Date: June 8, 2004
House Committee on the Judiciary Approves H.R. 1731, the Identity Theft Penalty Enhancement Act
On May 12, 2004, the House Committee on the Judiciary marked-up and ordered to be reported H.R. 1731, the "Identity Theft Penalty Enhancement Act". Similar language passed the Senate unanimously last year on March 19, 2003 as S. 153 (See Legislative Bulletin 108-3).
H.R. 1731 would establish penalties for aggravated identify theft, i.e., identity theft in connection with the commission of a felony. As reported by the House Judiciary Committee, H.R. 1731 includes the following provisions of interest to SSA:
Prescribe a sentence of two years' imprisonment for knowingly transferring, possessing, or using, without lawful authority, a means of identification of another person during and in relation to specified felony convictions, including (1) violations of 18 U.S.C. 641 (relating to theft of public money, property, or rewards) and (2) violations relating to sections 208, 811, and 1632 of the Social Security Act, relating to the Social Security, Supplemental Veterans' Benefits, and SSI programs.
With regard to a conviction under 18 U.S.C. 641, provide for aggregating the amounts from all counts for which a defendant is convicted in a single case. Present law provides for a maximum prison term of one year when the value of the subject property does not exceed $1,000. Since some courts do not combine the value of the amounts from all counts in imposing sentence, the proposed change would facilitate the imposition of longer prison sentences by those courts.
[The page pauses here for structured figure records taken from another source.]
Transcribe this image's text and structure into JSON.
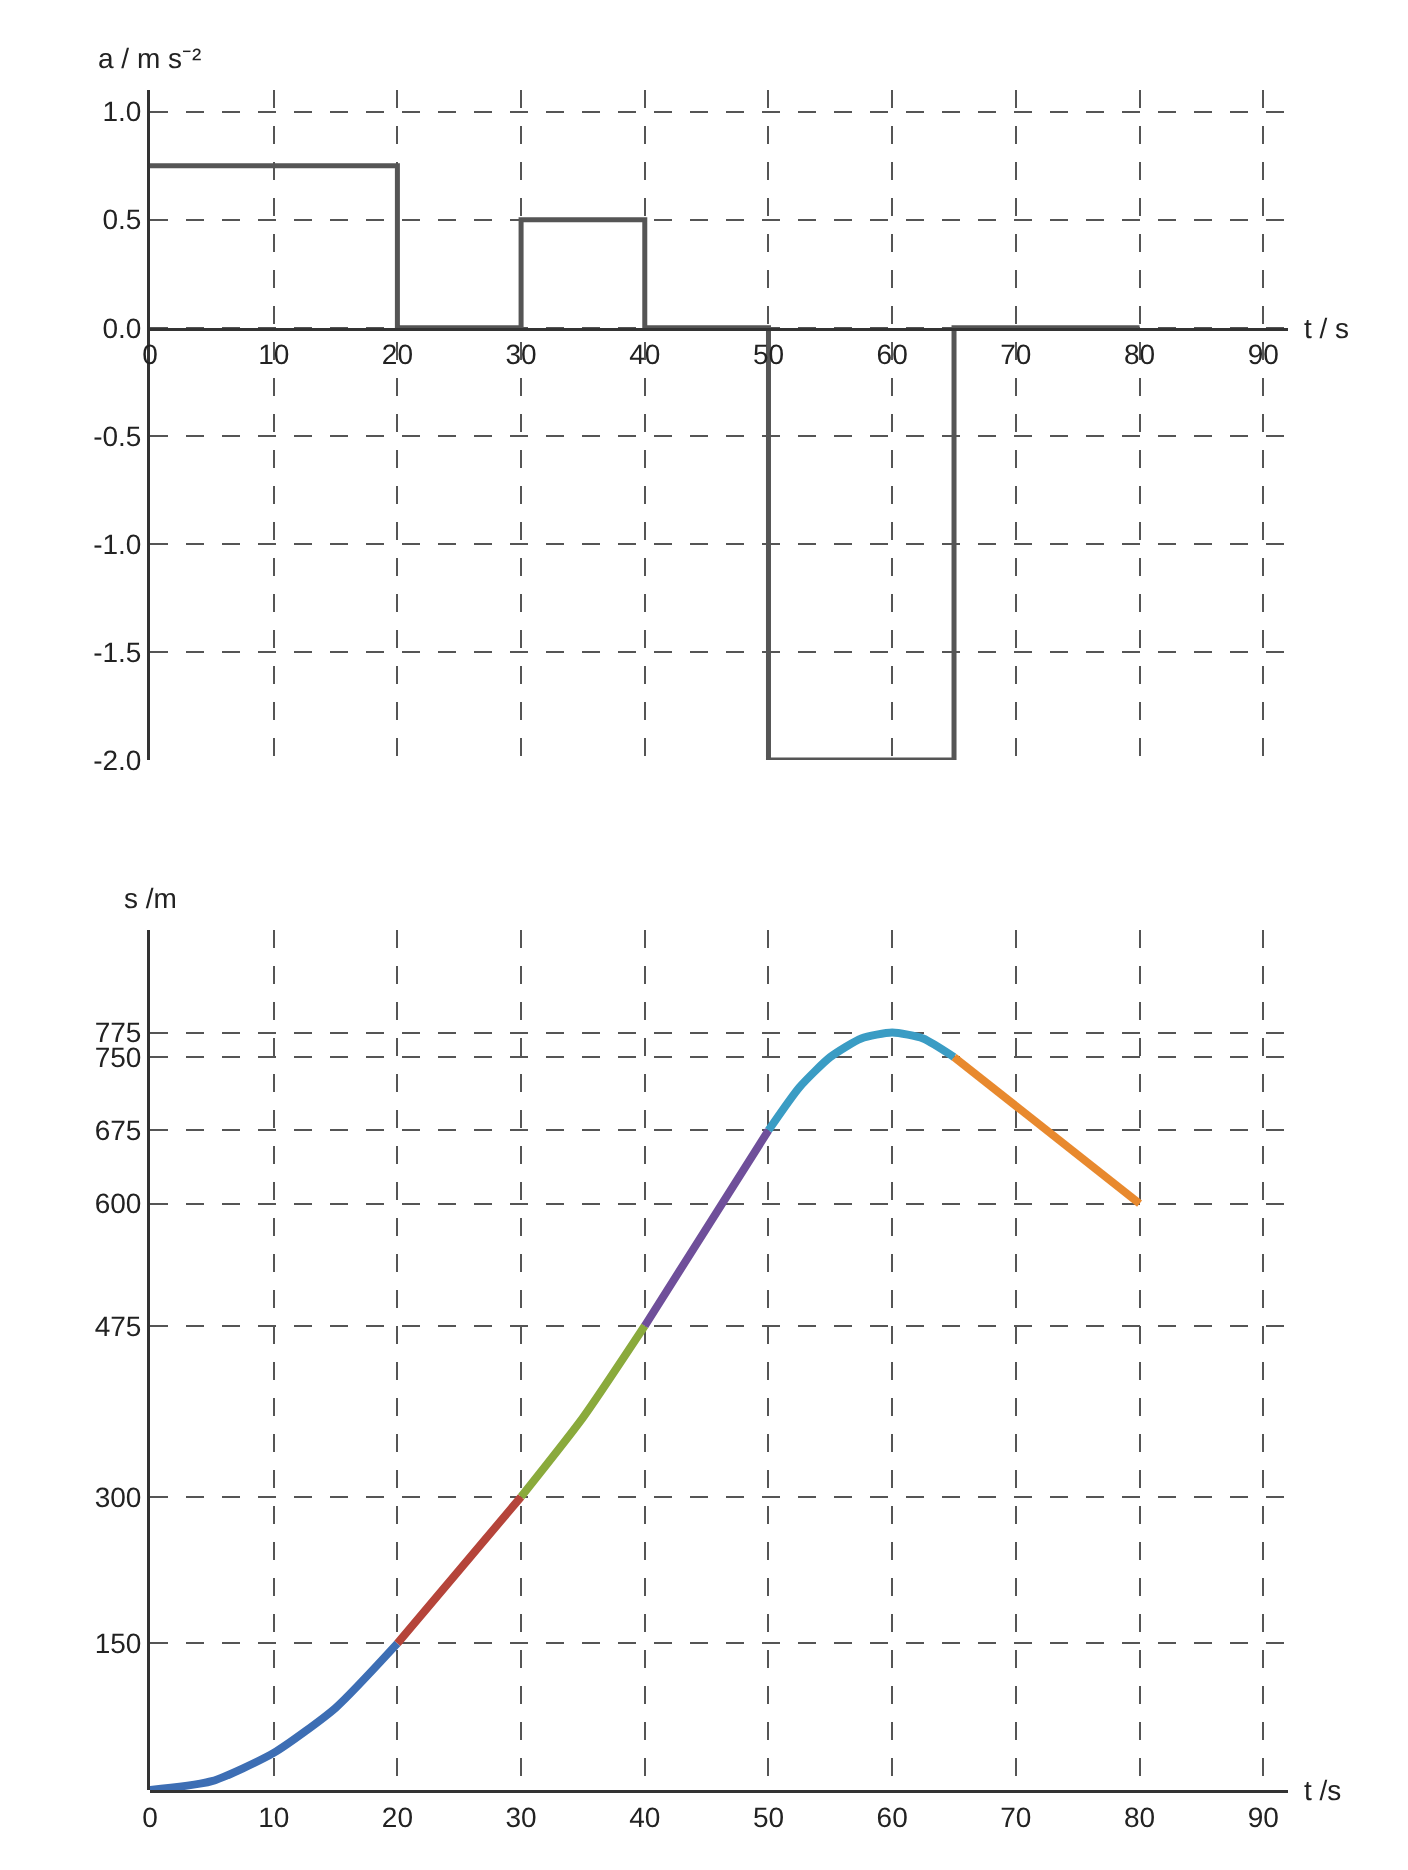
{
  "chart_data": [
    {
      "type": "step",
      "xlabel": "t / s",
      "ylabel": "a / m s⁻²",
      "x": [
        0,
        20,
        30,
        40,
        50,
        65,
        80
      ],
      "values": [
        0.75,
        0,
        0.5,
        0,
        -2.0,
        0,
        0
      ],
      "color": "#555555",
      "xlim": [
        0,
        92
      ],
      "ylim": [
        -2.0,
        1.1
      ],
      "xticks": [
        0,
        10,
        20,
        30,
        40,
        50,
        60,
        70,
        80,
        90
      ],
      "yticks": [
        {
          "value": 1.0,
          "label": "1.0"
        },
        {
          "value": 0.5,
          "label": "0.5"
        },
        {
          "value": 0,
          "label": "0.0"
        },
        {
          "value": -0.5,
          "label": "-0.5"
        },
        {
          "value": -1.0,
          "label": "-1.0"
        },
        {
          "value": -1.5,
          "label": "-1.5"
        },
        {
          "value": -2.0,
          "label": "-2.0"
        }
      ],
      "grid": true
    },
    {
      "type": "line",
      "xlabel": "t /s",
      "ylabel": "s /m",
      "series": [
        {
          "color": "#3d6eb4",
          "x": [
            0,
            5,
            10,
            15,
            20
          ],
          "values": [
            0,
            9,
            38,
            84,
            150
          ]
        },
        {
          "color": "#b5443a",
          "x": [
            20,
            25,
            30
          ],
          "values": [
            150,
            225,
            300
          ]
        },
        {
          "color": "#8aaa3c",
          "x": [
            30,
            35,
            40
          ],
          "values": [
            300,
            381,
            475
          ]
        },
        {
          "color": "#6f4f9a",
          "x": [
            40,
            45,
            50
          ],
          "values": [
            475,
            575,
            675
          ]
        },
        {
          "color": "#3a9cc4",
          "x": [
            50,
            52.5,
            55,
            57.5,
            60,
            62.5,
            65
          ],
          "values": [
            675,
            719,
            750,
            769,
            775,
            769,
            750
          ]
        },
        {
          "color": "#e8892e",
          "x": [
            65,
            80
          ],
          "values": [
            750,
            600
          ]
        }
      ],
      "xlim": [
        0,
        92
      ],
      "ylim": [
        0,
        880
      ],
      "xticks": [
        0,
        10,
        20,
        30,
        40,
        50,
        60,
        70,
        80,
        90
      ],
      "yticks": [
        150,
        300,
        475,
        600,
        675,
        750,
        775
      ],
      "grid": true
    }
  ]
}
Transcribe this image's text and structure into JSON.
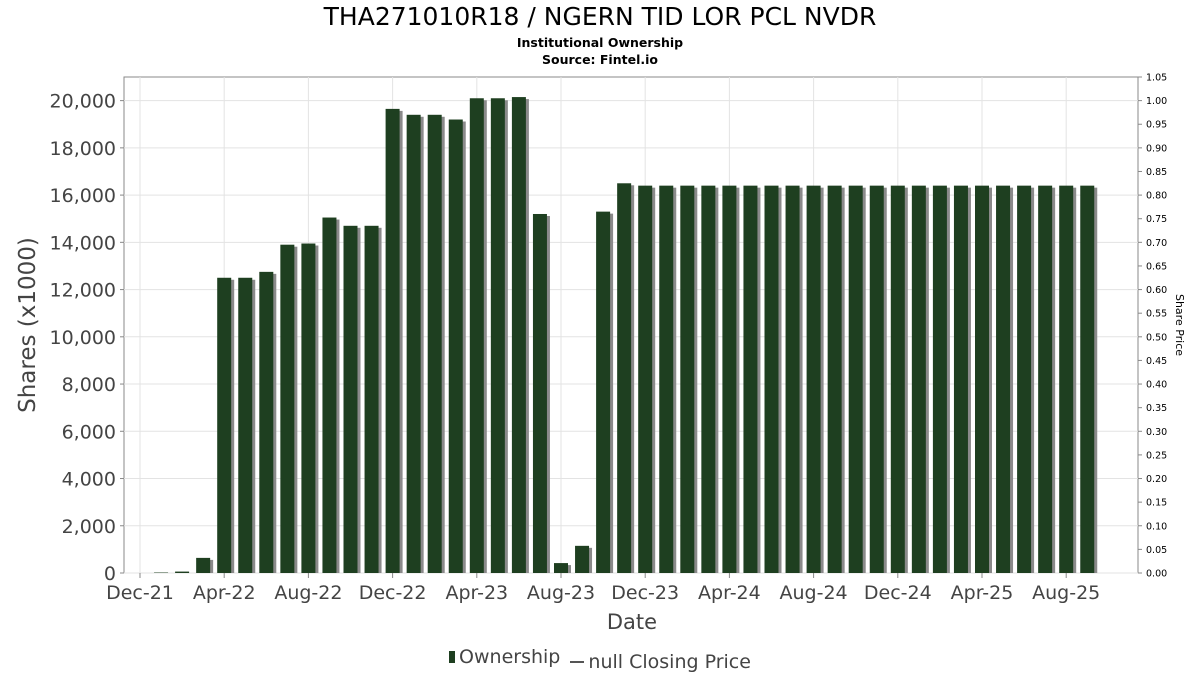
{
  "header": {
    "title": "THA271010R18 / NGERN TID LOR PCL NVDR",
    "subtitle": "Institutional Ownership",
    "source": "Source: Fintel.io"
  },
  "legend": {
    "ownership": "Ownership",
    "closing_price": "null Closing Price"
  },
  "colors": {
    "bar": "#1e3f20",
    "bar_shadow": "#8a8a8a",
    "grid": "#e3e3e3"
  },
  "chart_data": {
    "type": "bar",
    "title": "THA271010R18 / NGERN TID LOR PCL NVDR",
    "xlabel": "Date",
    "ylabel": "Shares (x1000)",
    "y2label": "Share Price",
    "ylim": [
      0,
      21000
    ],
    "y2lim": [
      0,
      1.05
    ],
    "grid": true,
    "legend_position": "bottom",
    "yticks": [
      "0",
      "2,000",
      "4,000",
      "6,000",
      "8,000",
      "10,000",
      "12,000",
      "14,000",
      "16,000",
      "18,000",
      "20,000"
    ],
    "y2ticks": [
      "0.00",
      "0.05",
      "0.10",
      "0.15",
      "0.20",
      "0.25",
      "0.30",
      "0.35",
      "0.40",
      "0.45",
      "0.50",
      "0.55",
      "0.60",
      "0.65",
      "0.70",
      "0.75",
      "0.80",
      "0.85",
      "0.90",
      "0.95",
      "1.00",
      "1.05"
    ],
    "xticks": [
      "Dec-21",
      "Apr-22",
      "Aug-22",
      "Dec-22",
      "Apr-23",
      "Aug-23",
      "Dec-23",
      "Apr-24",
      "Aug-24",
      "Dec-24",
      "Apr-25",
      "Aug-25"
    ],
    "series": [
      {
        "name": "Ownership",
        "values": [
          0,
          20,
          60,
          640,
          12500,
          12500,
          12750,
          13900,
          13950,
          15050,
          14700,
          14700,
          19650,
          19400,
          19400,
          19200,
          20100,
          20100,
          20150,
          15200,
          420,
          1150,
          15300,
          16500,
          16400,
          16400,
          16400,
          16400,
          16400,
          16400,
          16400,
          16400,
          16400,
          16400,
          16400,
          16400,
          16400,
          16400,
          16400,
          16400,
          16400,
          16400,
          16400,
          16400,
          16400,
          16400
        ]
      }
    ]
  }
}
Prohibit a court from (1) placing any person convicted of such a violation on probation; (2) reducing any sentence for the related felony to take into account the sentence imposed for such a violation; or (3) providing for concurrent terms of imprisonment for a violation of this Act and any other violation, except, in the court's discretion, an additional violation of this section.
Expand the existing identity theft prohibition to: (1) cover possession of a means of identification of another with intent to commit specified unlawful activity; (2) increase penalties for violations; and (3) include acts of domestic terrorism within the scope of a prohibition against facilitating an act of international terrorism.